Montage Une : Laurent Rullier pour Basket Rétro

Bill Fitch, 88 ans et légende du coaching n’est pas rentré au Hall Of Fame pour le nombre de victoires (944) qu’il remporte durant sa carrière d’entraîneur en NBA. C’est plutôt sa détermination et les circonstances de sa carrière qui rendent son parcours incomparable. Portrait !

Bill Fitch est un maître incontesté dans l’art de la (re)construction. Jugez du peu… Il fait d’abord passer Cleveland, expansion team en 1970  aux Finales de Conférence en 1976. Il amène ensuite les Boston Celtics de la loterie au titre en 1981, et ce en deux ans. Arrivé à Houston en 1983, les Rockets sont finalistes NBA en 1986 sous ses ordres. Il porte encore les Nets en playoffs en deux saisons, de 89 à 91. Fitch accompagne enfin les Clippers, abonnés aux méandres du classement, vers ces mêmes playoffs, une première dans l’histoire de la franchise. Fitch a au final toujours considérablement amélioré les franchises dans lesquelles il est passé.

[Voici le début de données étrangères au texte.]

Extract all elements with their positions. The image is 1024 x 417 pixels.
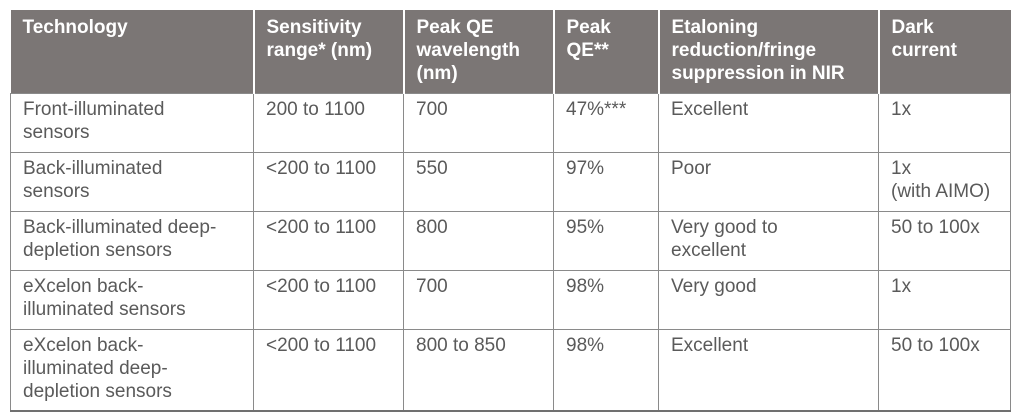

Notre homme, William Charles Fitch, naît le 19 mai 1932, à Davenport dans l’Iowa. D’un père professeur, qui utilise « la ceinture » lorsqu’il le juge nécessaire, Bill rêve dès son plus jeune âge d’être Marine. Un leitmotiv. Le Houston Chronicle, qui l’a interviewé en 2018 à son domicile, révèle d’ailleurs qu’il est en photo dans l’entrée de son domicile. Rien de plus classique me direz vous. Mais sur cette photo, il a  8 ans et se trouve en costume de Marine. D’ailleurs, son père a aussi été militaire et Bill a grandi en pensant qu’il ferait comme lui. Ainsi, tous les dimanches, enfant, Bill s’exécute au rituel du cirage des chaussures. Une anecdote qui en dit long sur la discipline et la détermination qu’il s’impose puis imposera aux autres.

LES ANNEES COLLEGE 

Attiré par le basket, excellent élève, il envisage d’entrer à la prestigieuse fac de Kansas, mais atterrit finalement au Coe College à Cedar Rapids dans l’Iowa. Il y passe 4 ans de 1950 à 1954 et y obtient un diplôme en pédagogie. Son niveau de jeu basket reste convenable. Sans plus. Mais le marine dors encore en lui. C’est ainsi qu’il émet le souhait de revêtir l’uniforme pour servir son pays. Direction la Corée pour la la guerre du même nom. Il y est instructeur et forme les troupes armées aux expéditions. Revenu de son service militaire, Fitch devient assistant coach à Creighton (1956 – 1958) puis devient entraîneur principal de Coe, son ancienne fac (1958 – 1962). Très déterminé dans ce qu’il y fait, il dirige ensuite la fac de North Dakota : le patron cela doit être lui ! En 1962, UND sort de sept saisons consécutives avec un bilan négatif. Lou Bogan, coach emblématique de la fac donne alors sa démission, la mort dans l’âme et Fitch va faire le reste. Dès sa première année, Fitch construit son effectif à sa manière et l’équipe termine avec 14 victoires pour 13 défaites. S’en suivront 4 années positives sur le plan sportif et deux éliminations au second tour de la March Madness, à chaque fois contre Southern Illinois de Walt Frazier.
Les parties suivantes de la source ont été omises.